Valor: Há uma comissão presidencial para o ingresso ao Mercosul. Vocês foram chamados para dialogar com ela?

Botti: Lamentavelmente, não, como de costume.

Valor: Como está o diálogo do setor empresarial com o governo?

Botti: Lamentavelmente, muito mal. Escassamente, há alguns contatos em nível técnico muito específico. Algumas associações empresariais que se reúnem para ver o que acontece com os dólares, mas só para estudar casos específicos de fluxo de divisas ou para revisão de preços, que já estão controlados há nove anos. Mas, de resto, não há nenhuma discussão nem aproximação em termos de políticas públicas, de visão de país. Isso está cancelado há quase dez anos.

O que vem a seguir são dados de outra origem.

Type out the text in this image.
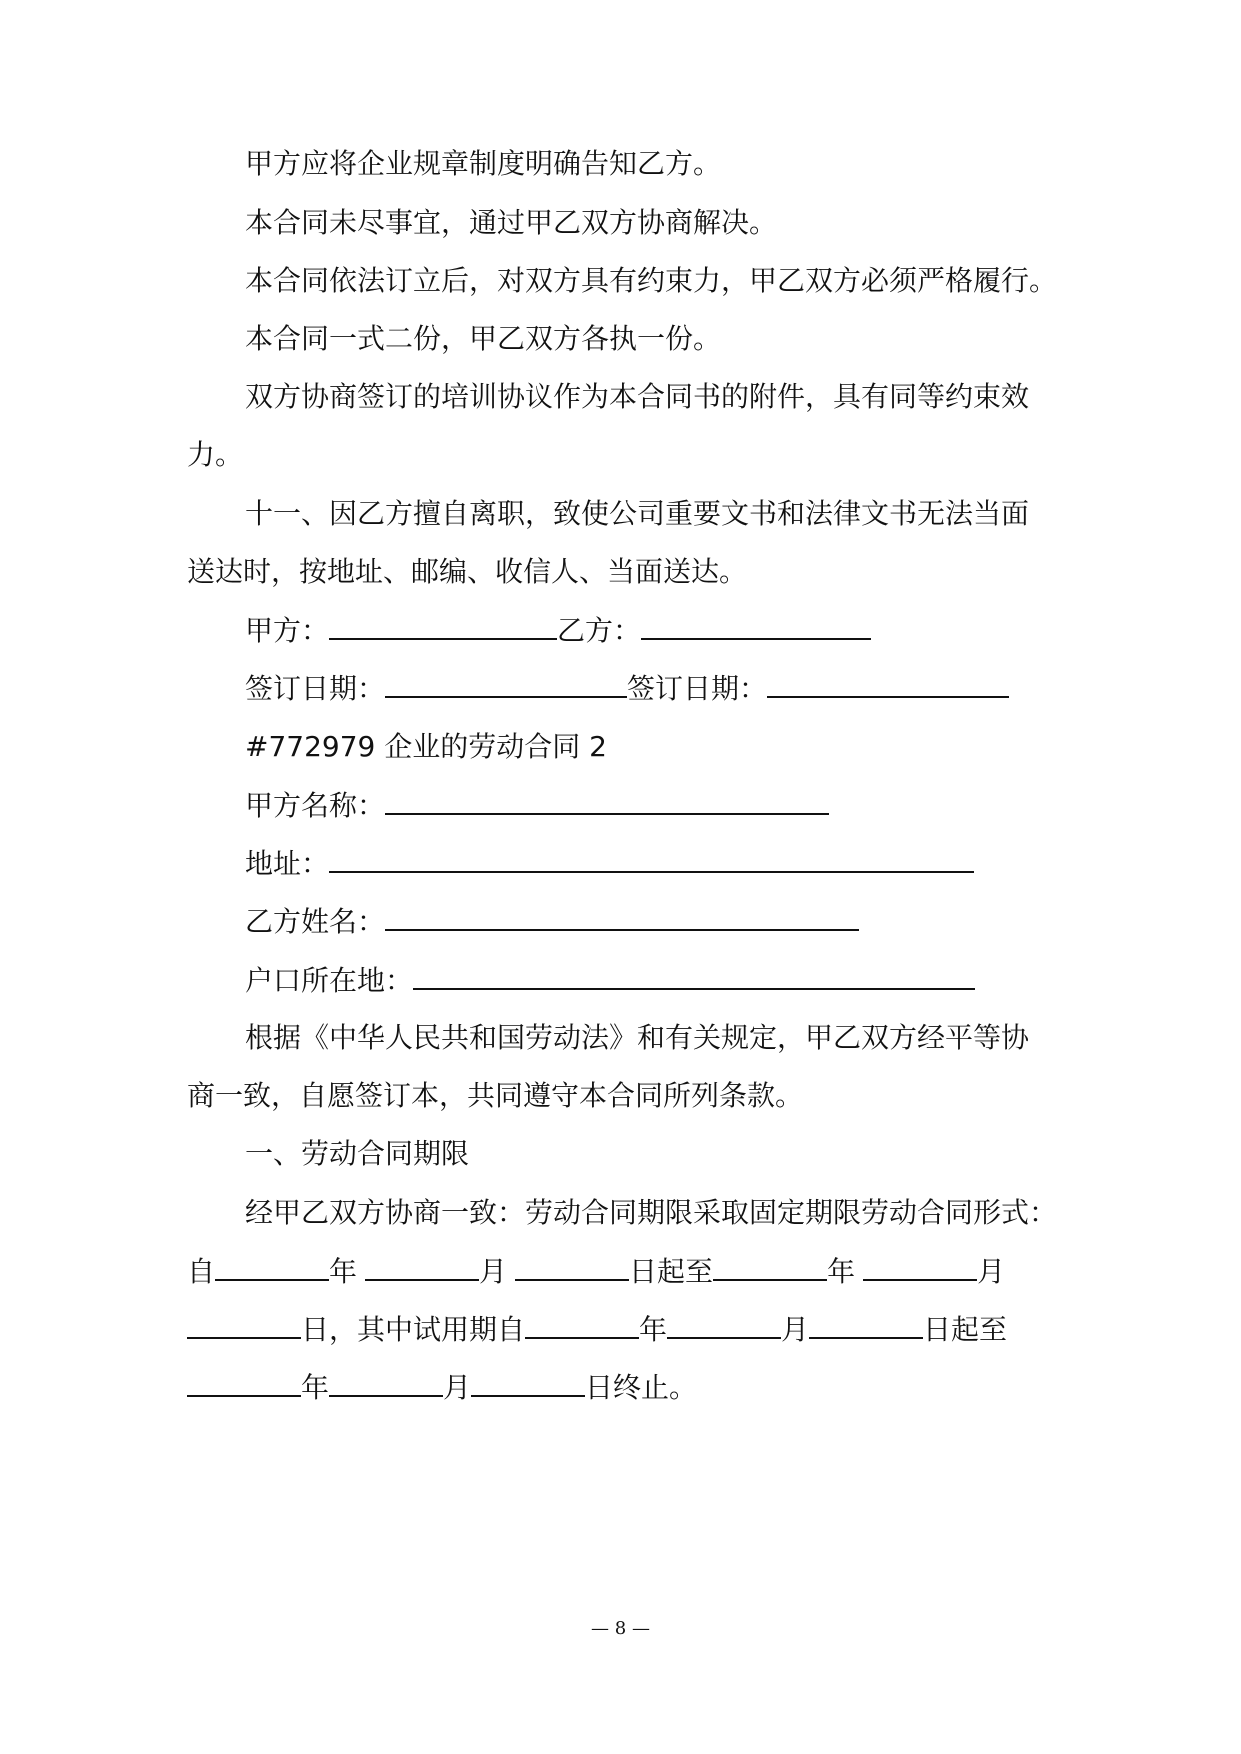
甲方应将企业规章制度明确告知乙方。
本合同未尽事宜，通过甲乙双方协商解决。
本合同依法订立后，对双方具有约束力，甲乙双方必须严格履行。
本合同一式二份，甲乙双方各执一份。
双方协商签订的培训协议作为本合同书的附件，具有同等约束效
力。
十一、因乙方擅自离职，致使公司重要文书和法律文书无法当面
送达时，按地址、邮编、收信人、当面送达。
甲方：	乙方：
签订日期：	签订日期：
#772979 企业的劳动合同 2
甲方名称：
地址：
乙方姓名：
户口所在地：
根据《中华人民共和国劳动法》和有关规定，甲乙双方经平等协
商一致，自愿签订本，共同遵守本合同所列条款。
一、劳动合同期限
经甲乙双方协商一致：劳动合同期限采取固定期限劳动合同形式：
自	年	月	日起至	年	月
日，其中试用期自	年	月	日起至
年	月	日终止。
— 8 —
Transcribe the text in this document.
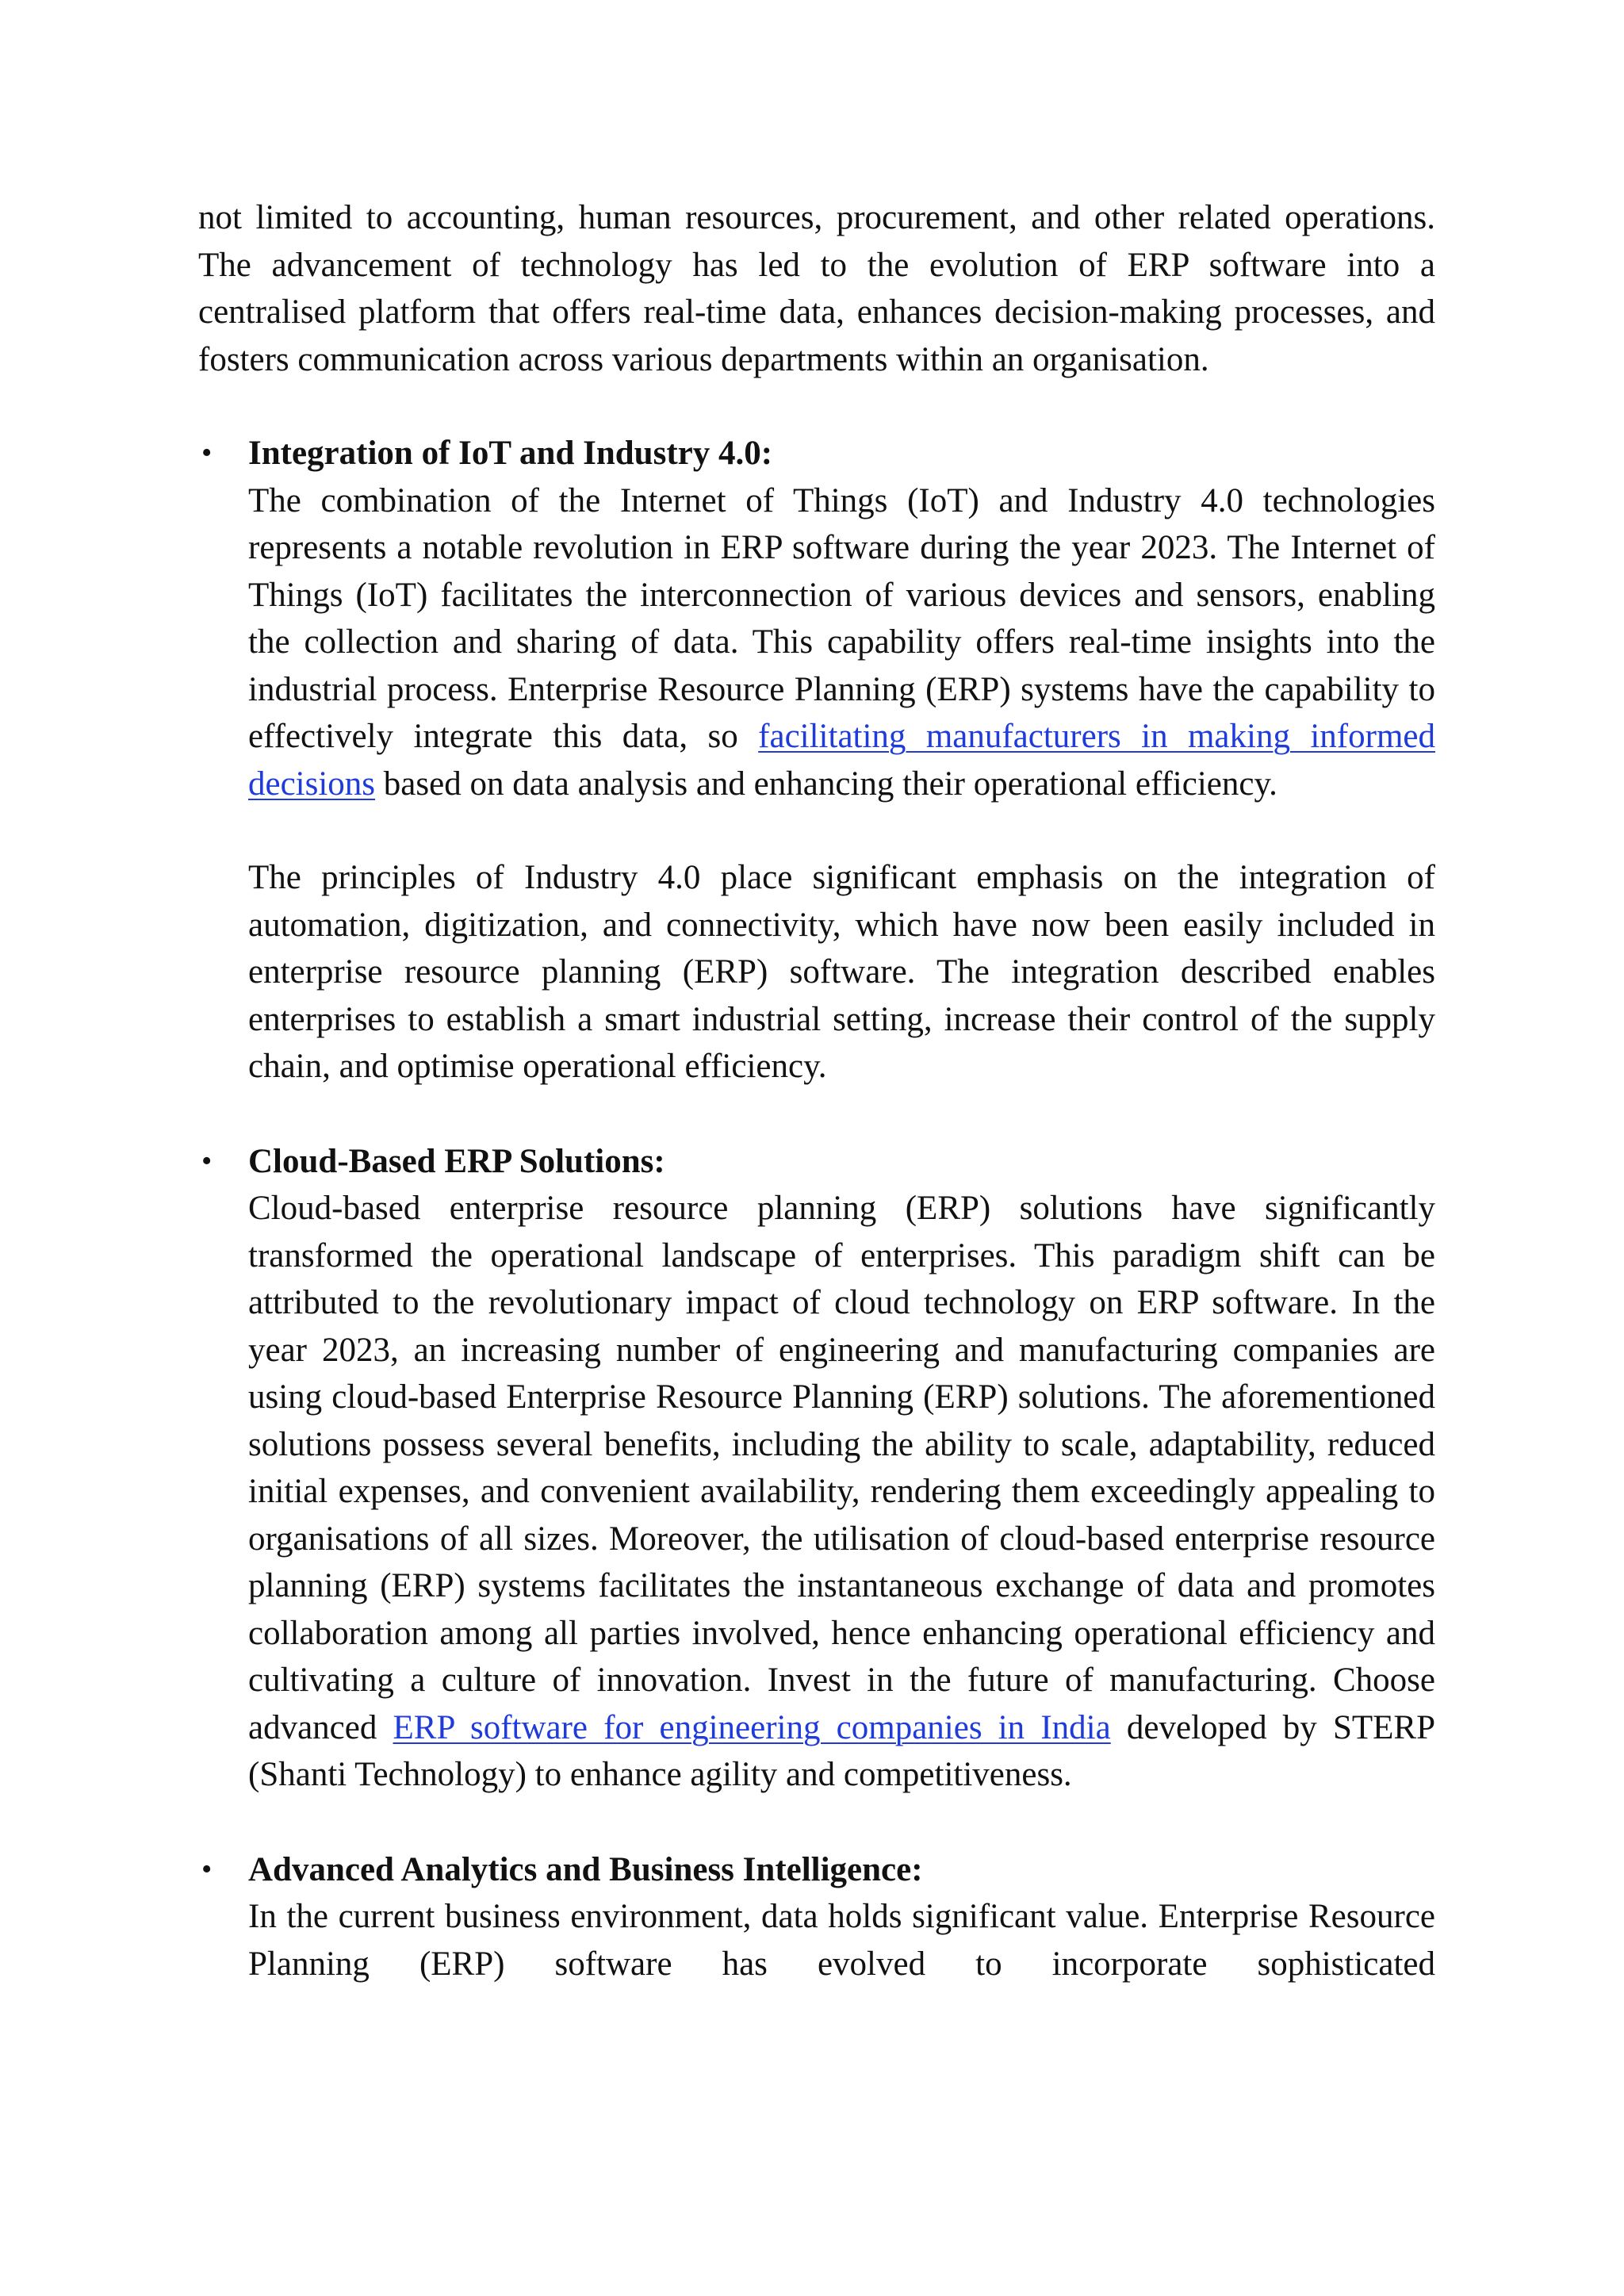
not limited to accounting, human resources, procurement, and other related operations. The advancement of technology has led to the evolution of ERP software into a centralised platform that offers real-time data, enhances decision-making processes, and fosters communication across various departments within an organisation.

•	Integration of IoT and Industry 4.0:

The combination of the Internet of Things (IoT) and Industry 4.0 technologies represents a notable revolution in ERP software during the year 2023. The Internet of Things (IoT) facilitates the interconnection of various devices and sensors, enabling the collection and sharing of data. This capability offers real-time insights into the industrial process. Enterprise Resource Planning (ERP) systems have the capability to effectively integrate this data, so facilitating manufacturers in making informed decisions based on data analysis and enhancing their operational efficiency.

The principles of Industry 4.0 place significant emphasis on the integration of automation, digitization, and connectivity, which have now been easily included in enterprise resource planning (ERP) software. The integration described enables enterprises to establish a smart industrial setting, increase their control of the supply chain, and optimise operational efficiency.

•	Cloud-Based ERP Solutions:

Cloud-based enterprise resource planning (ERP) solutions have significantly transformed the operational landscape of enterprises. This paradigm shift can be attributed to the revolutionary impact of cloud technology on ERP software. In the year 2023, an increasing number of engineering and manufacturing companies are using cloud-based Enterprise Resource Planning (ERP) solutions. The aforementioned solutions possess several benefits, including the ability to scale, adaptability, reduced initial expenses, and convenient availability, rendering them exceedingly appealing to organisations of all sizes. Moreover, the utilisation of cloud-based enterprise resource planning (ERP) systems facilitates the instantaneous exchange of data and promotes collaboration among all parties involved, hence enhancing operational efficiency and cultivating a culture of innovation. Invest in the future of manufacturing. Choose advanced ERP software for engineering companies in India developed by STERP (Shanti Technology) to enhance agility and competitiveness.

•	Advanced Analytics and Business Intelligence:

In the current business environment, data holds significant value. Enterprise Resource Planning (ERP) software has evolved to incorporate sophisticated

Valor: O sr. acha que o fato de que o então presidente da Fedecámaras [Pedro Carmona] ter assumido a Presidência durante o golpe contra Chávez, em 2002, foi um erro?

Botti: A primeira coisa que eu fiz desde que assumi a presidência da Fedecámaras, no ano passado, foi tratar de recuperar a confiança do país em nós. Não foi só o governo que perdeu a confiança na Fedecámaras. Outros atores políticos e sociais também perderam. Porque não é o papel de uma entidade como esta assumir o poder.

Valor: O Mercosul é uma ameaça ou uma oportunidade para os empresários venezuelanos?

Botti: Eu diria que é um enorme desafio. E, como todos os desafios, implica riscos. Não tenho a menor dúvida de que a indústria venezuelana não está em condições de competir com o Mercosul, em particular com o Brasil. É a ameaça maior, do ponto de vista de competitividade. Nós não temos medo, nem damos as costas à integração. O problema central é que necessitamos de um governo que compreenda que o setor privado quer competir. Que o governo não parta do princípio de que o setor privado venezuelano é frouxo, pouco dado à competição, rentista e, portanto, que precisa de um pai que faça o que quiser para que se mantenha ou que o proteja. Isso implica revisar nosso modelo econômico profundamente.

Valor: O sr. crê que é inevitável uma desvalorização do bolívar após as eleições?

Botti: Sim. Não sei se imediatamente depois, isso vai depender dos resultados. Eu creio que, se vence o presidente Chávez, a desvalorização não vai esperar muito. Mas vai ser simplesmente a continuidade do modelo. O déficit fiscal aumentou demais. O modelo se esgotou. Nós temos, pela primeira vez em nossa história petroleira, um "boom" petroleiro, acima dos US$ 100 o barril, e não é suficiente. Temos uma crise de divisas na Venezuela neste momento. Não há escassez de divisas, mas uma escassez de divisas baratas.